Historical population
| Census | Pop. | Note | %± |
| 1850 | 3,024 |  | — |
| 1860 | 2,541 |  | −16.0% |
| 1870 | 2,227 |  | −12.4% |
| 1880 | 2,040 |  | −8.4% |
| 1890 | 1,718 |  | −15.8% |
| 1900 | 1,448 |  | −15.7% |
| 1910 | 1,467 |  | 1.3% |
| 1920 | 1,541 |  | 5.0% |
| 1930 | 978 |  | −36.5% |
| 1940 | 1,061 |  | 8.5% |
| 1950 | 943 |  | −11.1% |
| 1960 | 782 |  | −17.1% |
| 1970 | 854 |  | 9.2% |
| 1980 | 1,078 |  | 26.2% |
| 1990 | 1,207 |  | 12.0% |
| 2000 | 1,215 |  | 0.7% |
| 2010 | 1,307 |  | 7.6% |
| 2020 | 1,111 |  | −15.0% |
U.S. Decennial Census 2020

== Communities and locations in Gilboa ==
- Blenheim-Gilboa Reservoir - A reservoir partly in the northwestern part of Gilboa.
- Broome Center - A hamlet in the northeastern part of the town located on County Road 17, settled around 1850.
- Five Corners - A location south of Mackey at the junction of County Roads 17 and 18.

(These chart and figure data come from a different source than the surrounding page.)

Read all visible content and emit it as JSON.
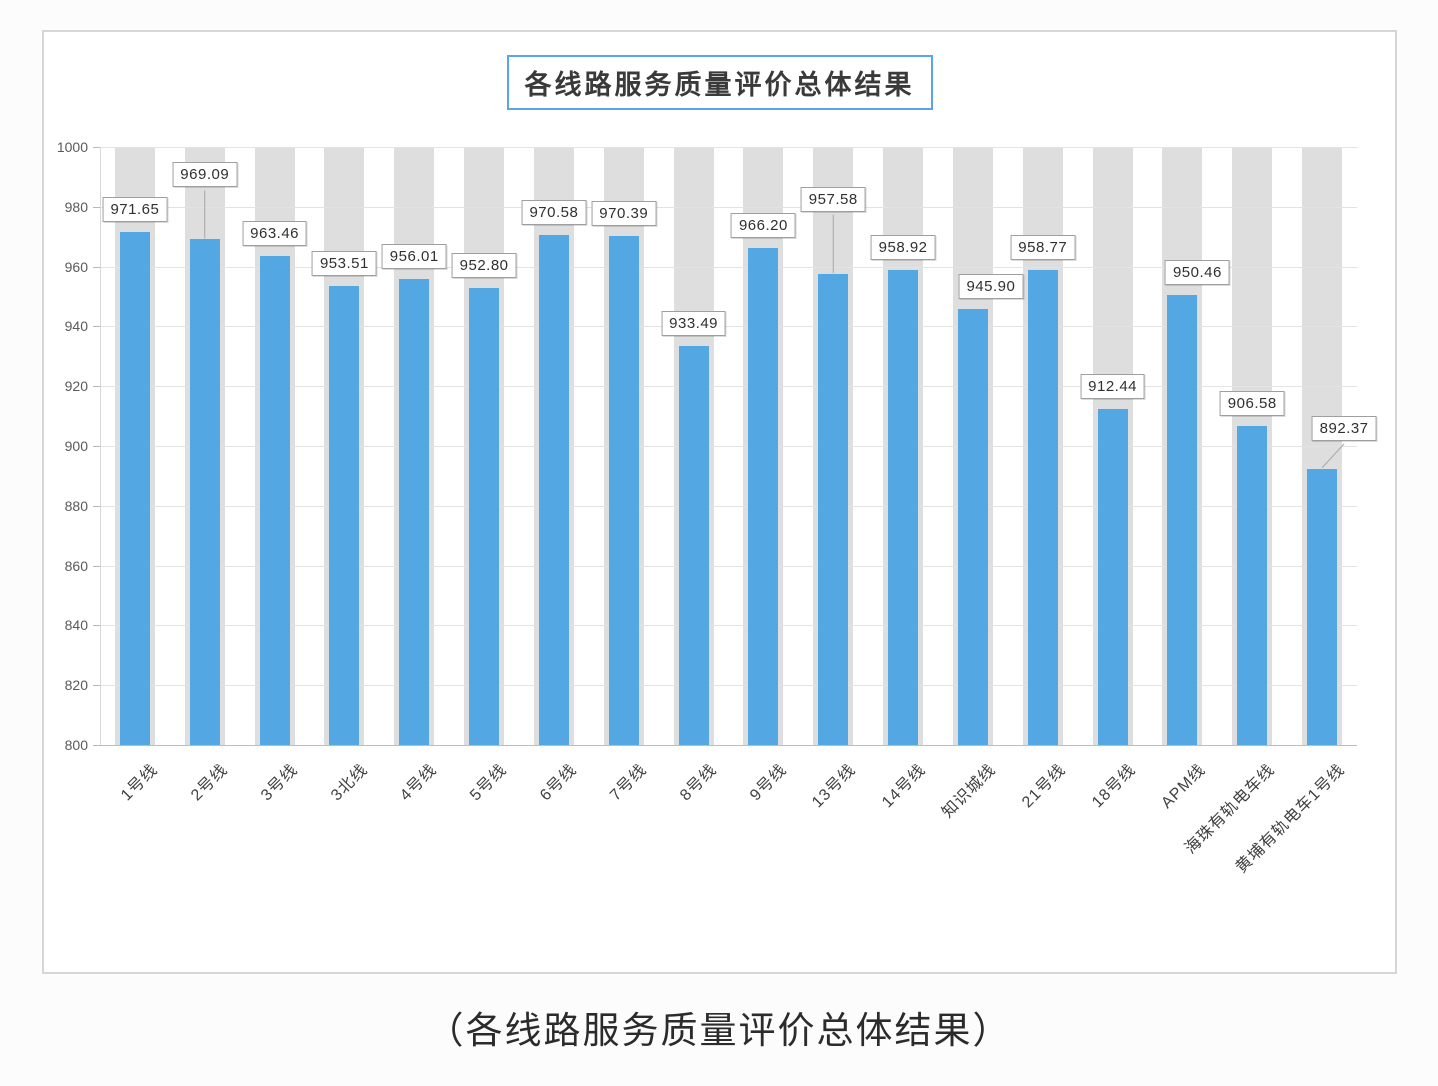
{
  "page": {
    "caption": "（各线路服务质量评价总体结果）"
  },
  "chart_data": {
    "type": "bar",
    "title": "各线路服务质量评价总体结果",
    "categories": [
      "1号线",
      "2号线",
      "3号线",
      "3北线",
      "4号线",
      "5号线",
      "6号线",
      "7号线",
      "8号线",
      "9号线",
      "13号线",
      "14号线",
      "知识城线",
      "21号线",
      "18号线",
      "APM线",
      "海珠有轨电车线",
      "黄埔有轨电车1号线"
    ],
    "values": [
      971.65,
      969.09,
      963.46,
      953.51,
      956.01,
      952.8,
      970.58,
      970.39,
      933.49,
      966.2,
      957.58,
      958.92,
      945.9,
      958.77,
      912.44,
      950.46,
      906.58,
      892.37
    ],
    "xlabel": "",
    "ylabel": "",
    "ylim": [
      800,
      1000
    ],
    "yticks": [
      800,
      820,
      840,
      860,
      880,
      900,
      920,
      940,
      960,
      980,
      1000
    ],
    "grid": true,
    "legend": "none",
    "bar_color": "#53a7e3",
    "background_column_color": "#dedede",
    "background_column_note": "light gray full-height column behind each blue bar",
    "label_box_style": "white box, gray border, above each bar",
    "label_offsets": {
      "1": {
        "dy": -42
      },
      "10": {
        "dy": -52
      },
      "12": {
        "dx": 18
      },
      "15": {
        "dx": 15
      },
      "17": {
        "dx": 22,
        "dy": -18
      }
    },
    "leader_lines": [
      1,
      10,
      17
    ]
  }
}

- Flat Creek - A hamlet in the eastern part of the town on County Road 17.
- Gilboa - The hamlet of Gilboa is north of the Gilboa Reservoir.
- Gilboa-Conesville Central School - The only school in Gilboa.
- Mackey - A hamlet west of Broome Center.
- Mayham Pond - A small lake north of South Gilboa Station.
- Owlsville - A hamlet in the northeastern section of the town.
- Schoharie Reservoir - A reservoir partly in the southeastern corner of the town, south of Gilboa village.
- South Gilboa - A hamlet in the southwestern part of Gilboa on County Road 14. The Forks in the Road Schoolhouse and South Gilboa Railroad Station are listed on the National Register of Historic Places.
- South Gilboa Station - A location in the southwestern part of the town on NY-23.
- Upper Blenheim-Gilboa Reservoir - A reservoir in the northwestern section of Gilboa, east of the Blenheim-Gilboa Reservoir.
- Welch Corners - A location in the northwestern part of the town.